Los sucesivos fracasos de las políticas occidentales en Oriente Medio, en este tiempo de las llamadas “primaveras árabes”, apoyando a los grupos rebeldes, originariamente de aspiraciones democráticas, contra las dictaduras militares, y ayudando a los movimientos de naturaleza islámica en la conquista del poder, han provocado el caos y han desmantelado sistemas de control policíaco y de seguridad. Embajadores, antes en Bagdad, después en Damasco, advirtieron sobre los peligros de las aventuras belicistas, por sus consecuencias internas y externas. Los pueblos de una y otra orilla del Mediterráneo pechan con los imperdonables errores de sus gobernantes.
Yihadistas encolerizados por los bombardeos contra sus bases en Siria se vengan en Europa.
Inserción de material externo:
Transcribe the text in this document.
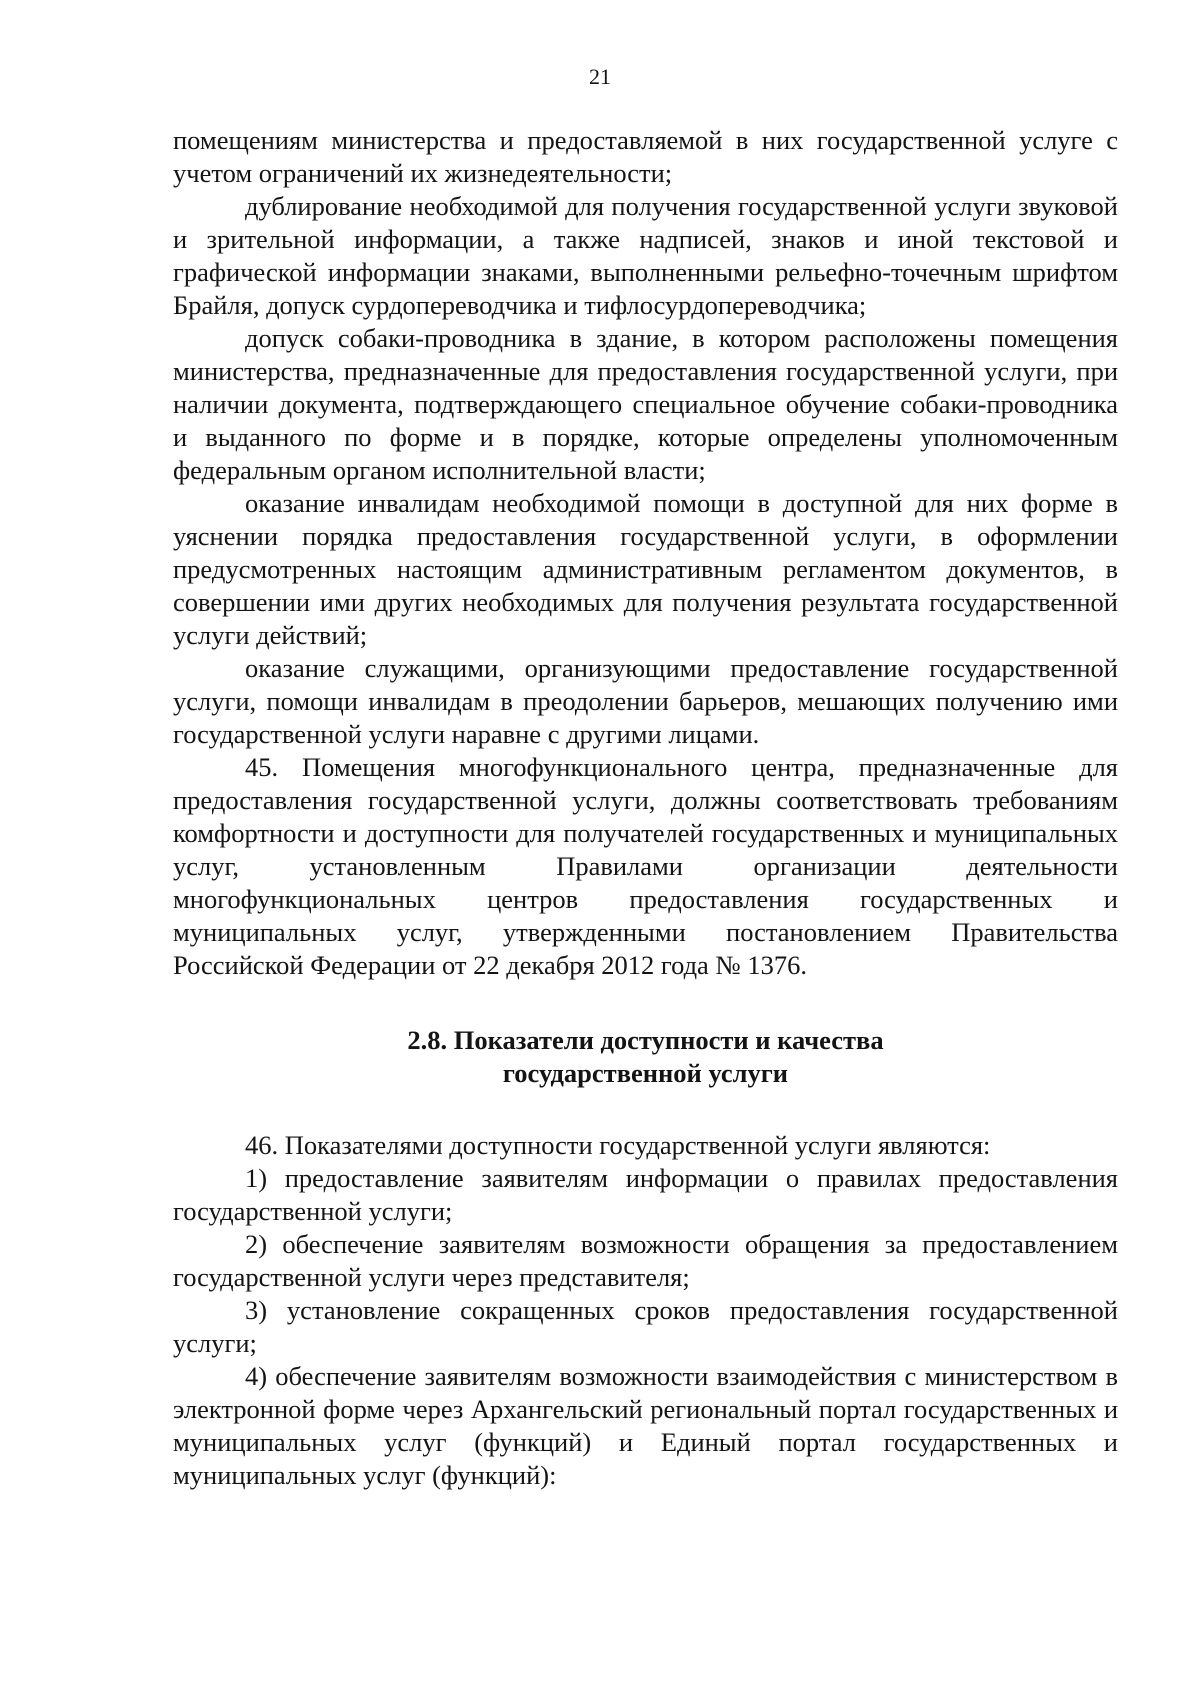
21

помещениям министерства и предоставляемой в них государственной услуге с учетом ограничений их жизнедеятельности;

дублирование необходимой для получения государственной услуги звуковой и зрительной информации, а также надписей, знаков и иной текстовой и графической информации знаками, выполненными рельефно-точечным шрифтом Брайля, допуск сурдопереводчика и тифлосурдопереводчика;

допуск собаки-проводника в здание, в котором расположены помещения министерства, предназначенные для предоставления государственной услуги, при наличии документа, подтверждающего специальное обучение собаки-проводника и выданного по форме и в порядке, которые определены уполномоченным федеральным органом исполнительной власти;

оказание инвалидам необходимой помощи в доступной для них форме в уяснении порядка предоставления государственной услуги, в оформлении предусмотренных настоящим административным регламентом документов, в совершении ими других необходимых для получения результата государственной услуги действий;

оказание служащими, организующими предоставление государственной услуги, помощи инвалидам в преодолении барьеров, мешающих получению ими государственной услуги наравне с другими лицами.

45. Помещения многофункционального центра, предназначенные для предоставления государственной услуги, должны соответствовать требованиям комфортности и доступности для получателей государственных и муниципальных услуг, установленным Правилами организации деятельности многофункциональных центров предоставления государственных и муниципальных услуг, утвержденными постановлением Правительства Российской Федерации от 22 декабря 2012 года № 1376.

2.8. Показатели доступности и качества
государственной услуги

46. Показателями доступности государственной услуги являются:

1) предоставление заявителям информации о правилах предоставления государственной услуги;

2) обеспечение заявителям возможности обращения за предоставлением государственной услуги через представителя;

3) установление сокращенных сроков предоставления государственной услуги;

4) обеспечение заявителям возможности взаимодействия с министерством в электронной форме через Архангельский региональный портал государственных и муниципальных услуг (функций) и Единый портал государственных и муниципальных услуг (функций):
La guerra contra el EI no es sólo militar sino ideológica y hará falta largo tiempo y voluntad probada para ganarla. Uno de sus primeros objetivos debería ser neutralizar a los terroristas europeos enzarzados en la guerra de Siria, principal origen de este descalabro internacional.
Ningún gobierno europeo ha querido romper sus relaciones diplomáticas con las monarquías árabes que patrocinan el Terror. Ni tan siquiera han tomado la decisión de pura fórmula de llamar a sus embajadores “a consultas”. Es necesaria una tajante voluntad política para derrotar al Estado Islámico.